83-Year_old Duke Physician-Scientist Drell Bigner Collaborated on drug called Voranigo
(Axios, Zachery Eanes) — Brain cancer research by a Duke scientist who’s spent more than six decades at the university helped a drug receive FDA approval this week.
Why it matters: The approval is the first major advancement in low-grade brain cancer treatment in more than two decades, according to news outlet Fierce Pharma.
Driving the news: The drug, called Voranigo, is the result of collaborative research by 83-year-old Duke physician-scientist Drell Bigner and Bert Vogelstein of Johns Hopkins.
- Voranigo is the seventh drug now on the market that has roots in Duke intellectual property, according to Robin Rasor, the school’s associate vice president of translation and commercialization.
- The pharma company Servier sponsored the clinical trials for the drug and will bring it to market.
What it does: The treatment is taken orally and targets a type of brain cancer referred to as a low-grade IDH-mutant glioma.
- The treatment doesn’t cure the cancer but works by halting the activity of the mutated gene and, in turn, slowing the growth of the tumor.
- In a phase 3 trial of more than 300 participants, the drug was shown to significantly improve how long a patient could live without the tumor growing, according to the New England Journal of Medicine.
- It also significantly delayed time before the tumor required additional treatment, like surgery or chemotherapy.
Between the lines: Katherine Peters, a neuro-oncologist who helped run the clinical trial for the drug at Duke, said they are still studying these patients over the long term.
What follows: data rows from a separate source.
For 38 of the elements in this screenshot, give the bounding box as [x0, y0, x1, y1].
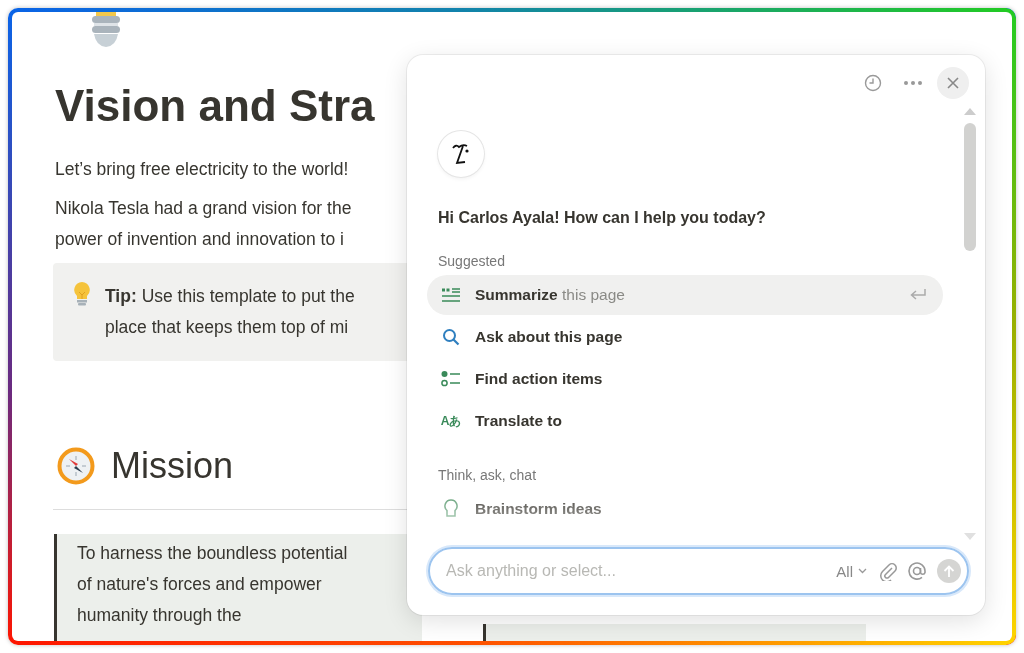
compass-icon	[57, 447, 95, 485]
translate-icon: Aあ	[440, 412, 462, 430]
paragraph: Nikola Tesla had a grand vision for the power of invention and innovation to i	[55, 197, 352, 251]
quote-text: To harness the boundless potential of nature's forces and empower humanity through the	[77, 542, 349, 627]
scrollbar[interactable]	[963, 107, 977, 541]
suggestion-item[interactable]: Aあ Translate to	[427, 401, 943, 441]
lightbulb-icon	[73, 281, 91, 307]
scroll-down-arrow-icon[interactable]	[964, 533, 976, 541]
close-button[interactable]	[937, 67, 969, 99]
close-icon	[947, 77, 959, 89]
section-label: Suggested	[438, 253, 506, 269]
callout-text: Tip: Use this template to put the place that keeps them top of mi	[105, 285, 355, 339]
mention-button[interactable]	[907, 561, 927, 581]
attach-button[interactable]	[879, 561, 897, 581]
section-heading: Mission	[111, 444, 234, 488]
arrow-up-icon	[943, 564, 955, 578]
paperclip-icon	[879, 561, 897, 581]
send-button[interactable]	[937, 559, 961, 583]
message-input[interactable]: Ask anything or select... All	[428, 547, 969, 595]
chevron-down-icon	[858, 568, 867, 574]
page-title: Vision and Stra	[55, 80, 375, 132]
checklist-icon	[441, 370, 461, 388]
at-sign-icon	[907, 561, 927, 581]
greeting-text: Hi Carlos Ayala! How can I help you today?	[438, 209, 767, 227]
section-label: Think, ask, chat	[438, 467, 538, 483]
lightbulb-icon	[444, 499, 458, 519]
return-icon	[909, 288, 927, 302]
suggestion-item[interactable]: Brainstorm ideas	[427, 489, 943, 529]
scope-dropdown[interactable]: All	[834, 562, 869, 580]
suggestion-item[interactable]: Ask about this page	[427, 317, 943, 357]
intro-text: Let’s bring free electricity to the world!	[55, 158, 349, 181]
more-icon	[903, 80, 923, 86]
summary-lines-icon	[441, 287, 461, 303]
scroll-up-arrow-icon[interactable]	[964, 107, 976, 115]
suggestion-item[interactable]: Summarize this page	[427, 275, 943, 315]
clock-icon	[864, 74, 882, 92]
suggestion-item[interactable]: Find action items	[427, 359, 943, 399]
search-icon	[442, 328, 460, 346]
- The clinical trial began in 2020 and many participants are continuing to see the drug prevent tumor growth, she said, adding it raises interesting questions about whether patients will stay on Voranigo for 10 to 15 years.
- Those still on the drug “have just been doing quite well compared to patients that were on the placebo,” she said.
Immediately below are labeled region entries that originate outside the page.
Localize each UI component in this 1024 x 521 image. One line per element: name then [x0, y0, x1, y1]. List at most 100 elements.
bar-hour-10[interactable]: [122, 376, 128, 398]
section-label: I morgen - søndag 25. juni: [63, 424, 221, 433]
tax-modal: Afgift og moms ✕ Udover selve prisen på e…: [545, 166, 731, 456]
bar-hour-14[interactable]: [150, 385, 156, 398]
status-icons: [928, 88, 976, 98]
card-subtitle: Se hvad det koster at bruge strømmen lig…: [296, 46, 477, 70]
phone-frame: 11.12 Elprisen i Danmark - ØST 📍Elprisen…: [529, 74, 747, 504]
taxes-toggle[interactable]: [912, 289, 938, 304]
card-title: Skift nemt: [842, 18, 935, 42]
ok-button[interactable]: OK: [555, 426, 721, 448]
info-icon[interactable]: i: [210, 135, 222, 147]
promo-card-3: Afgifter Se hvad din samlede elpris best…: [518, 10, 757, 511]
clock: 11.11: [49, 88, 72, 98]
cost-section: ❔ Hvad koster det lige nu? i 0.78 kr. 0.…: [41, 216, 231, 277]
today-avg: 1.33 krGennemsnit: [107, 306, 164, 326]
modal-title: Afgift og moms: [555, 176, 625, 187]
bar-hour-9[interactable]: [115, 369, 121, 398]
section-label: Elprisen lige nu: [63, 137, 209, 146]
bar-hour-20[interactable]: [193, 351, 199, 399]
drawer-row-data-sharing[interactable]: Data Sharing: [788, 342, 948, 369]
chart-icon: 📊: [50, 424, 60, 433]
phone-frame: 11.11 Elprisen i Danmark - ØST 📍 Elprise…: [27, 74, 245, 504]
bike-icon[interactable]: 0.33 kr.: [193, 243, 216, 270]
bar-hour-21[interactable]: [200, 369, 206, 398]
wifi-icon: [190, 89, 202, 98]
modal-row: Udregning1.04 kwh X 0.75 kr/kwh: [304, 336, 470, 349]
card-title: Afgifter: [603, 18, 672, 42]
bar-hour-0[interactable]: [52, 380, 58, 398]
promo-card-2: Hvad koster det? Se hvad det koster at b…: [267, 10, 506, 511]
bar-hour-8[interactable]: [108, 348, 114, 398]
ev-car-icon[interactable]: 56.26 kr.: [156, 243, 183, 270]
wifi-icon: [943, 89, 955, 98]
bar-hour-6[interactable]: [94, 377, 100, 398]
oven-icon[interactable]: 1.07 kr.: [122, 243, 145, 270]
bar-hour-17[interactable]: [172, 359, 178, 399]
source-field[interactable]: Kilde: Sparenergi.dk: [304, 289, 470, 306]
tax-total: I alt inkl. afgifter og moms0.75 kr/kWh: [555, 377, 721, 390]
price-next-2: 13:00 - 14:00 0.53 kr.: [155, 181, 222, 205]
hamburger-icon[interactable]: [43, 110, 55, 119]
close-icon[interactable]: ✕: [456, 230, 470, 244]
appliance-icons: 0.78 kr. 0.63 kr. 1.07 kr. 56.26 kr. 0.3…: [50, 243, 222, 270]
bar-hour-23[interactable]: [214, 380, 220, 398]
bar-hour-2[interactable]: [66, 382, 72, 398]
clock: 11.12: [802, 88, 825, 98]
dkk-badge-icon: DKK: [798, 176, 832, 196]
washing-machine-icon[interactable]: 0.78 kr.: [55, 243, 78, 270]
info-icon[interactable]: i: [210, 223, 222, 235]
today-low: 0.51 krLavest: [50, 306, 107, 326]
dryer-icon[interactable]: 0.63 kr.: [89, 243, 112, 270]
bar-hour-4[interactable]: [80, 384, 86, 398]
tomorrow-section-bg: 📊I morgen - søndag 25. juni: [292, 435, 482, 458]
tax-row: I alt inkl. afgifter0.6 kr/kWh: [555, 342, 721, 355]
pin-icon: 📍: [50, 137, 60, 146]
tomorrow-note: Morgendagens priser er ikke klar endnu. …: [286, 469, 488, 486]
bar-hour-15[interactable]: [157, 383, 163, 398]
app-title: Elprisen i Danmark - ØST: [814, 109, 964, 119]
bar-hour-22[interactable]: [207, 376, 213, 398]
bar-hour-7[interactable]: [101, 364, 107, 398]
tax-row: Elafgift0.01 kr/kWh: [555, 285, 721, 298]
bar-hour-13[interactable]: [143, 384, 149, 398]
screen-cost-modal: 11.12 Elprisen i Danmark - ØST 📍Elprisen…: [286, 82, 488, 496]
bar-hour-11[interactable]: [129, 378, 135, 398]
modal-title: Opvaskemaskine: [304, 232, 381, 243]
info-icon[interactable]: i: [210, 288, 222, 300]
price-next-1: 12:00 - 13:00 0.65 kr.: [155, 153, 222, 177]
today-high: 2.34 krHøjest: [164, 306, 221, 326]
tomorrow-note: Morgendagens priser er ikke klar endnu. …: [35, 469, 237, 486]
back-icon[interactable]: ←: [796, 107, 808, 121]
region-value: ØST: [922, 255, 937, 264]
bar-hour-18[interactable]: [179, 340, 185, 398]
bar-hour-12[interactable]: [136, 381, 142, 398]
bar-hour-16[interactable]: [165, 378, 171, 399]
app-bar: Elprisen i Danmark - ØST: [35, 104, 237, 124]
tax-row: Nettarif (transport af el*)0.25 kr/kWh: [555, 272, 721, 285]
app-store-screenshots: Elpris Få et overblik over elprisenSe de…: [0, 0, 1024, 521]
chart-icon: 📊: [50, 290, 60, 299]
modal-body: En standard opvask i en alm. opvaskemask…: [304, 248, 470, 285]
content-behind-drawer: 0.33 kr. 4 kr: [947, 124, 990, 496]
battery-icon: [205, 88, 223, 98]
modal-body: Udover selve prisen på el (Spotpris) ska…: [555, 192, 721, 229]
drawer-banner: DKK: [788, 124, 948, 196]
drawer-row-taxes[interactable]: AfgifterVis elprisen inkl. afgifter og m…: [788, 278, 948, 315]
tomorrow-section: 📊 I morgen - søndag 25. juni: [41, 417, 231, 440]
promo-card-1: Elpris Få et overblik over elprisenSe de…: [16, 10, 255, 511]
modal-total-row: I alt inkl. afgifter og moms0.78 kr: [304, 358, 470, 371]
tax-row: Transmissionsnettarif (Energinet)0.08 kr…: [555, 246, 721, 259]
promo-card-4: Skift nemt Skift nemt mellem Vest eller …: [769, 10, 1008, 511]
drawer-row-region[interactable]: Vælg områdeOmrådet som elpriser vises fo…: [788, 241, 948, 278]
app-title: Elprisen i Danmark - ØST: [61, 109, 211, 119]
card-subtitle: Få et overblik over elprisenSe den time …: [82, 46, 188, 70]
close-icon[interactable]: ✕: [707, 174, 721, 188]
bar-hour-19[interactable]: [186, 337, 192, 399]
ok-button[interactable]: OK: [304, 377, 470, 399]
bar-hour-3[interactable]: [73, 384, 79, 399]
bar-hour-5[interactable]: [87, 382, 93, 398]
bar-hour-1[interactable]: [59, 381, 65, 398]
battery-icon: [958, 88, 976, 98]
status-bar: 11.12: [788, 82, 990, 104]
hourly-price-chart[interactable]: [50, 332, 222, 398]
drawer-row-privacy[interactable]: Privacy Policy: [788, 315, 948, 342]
What they’re saying: “For this group of patients, we’ve never really had anything very good,” Bigner, who has been at Duke since 1963, told Axios, “and this is going to be a real game changer.”
What’s next: Research from Bigner’s lab continues to be used in trials for other cancers with the IDH mutation, and he is hopeful the efforts will lead to breakthroughs similar to Voranigo.
- “I hope I can be around another five years to complete those,” he said.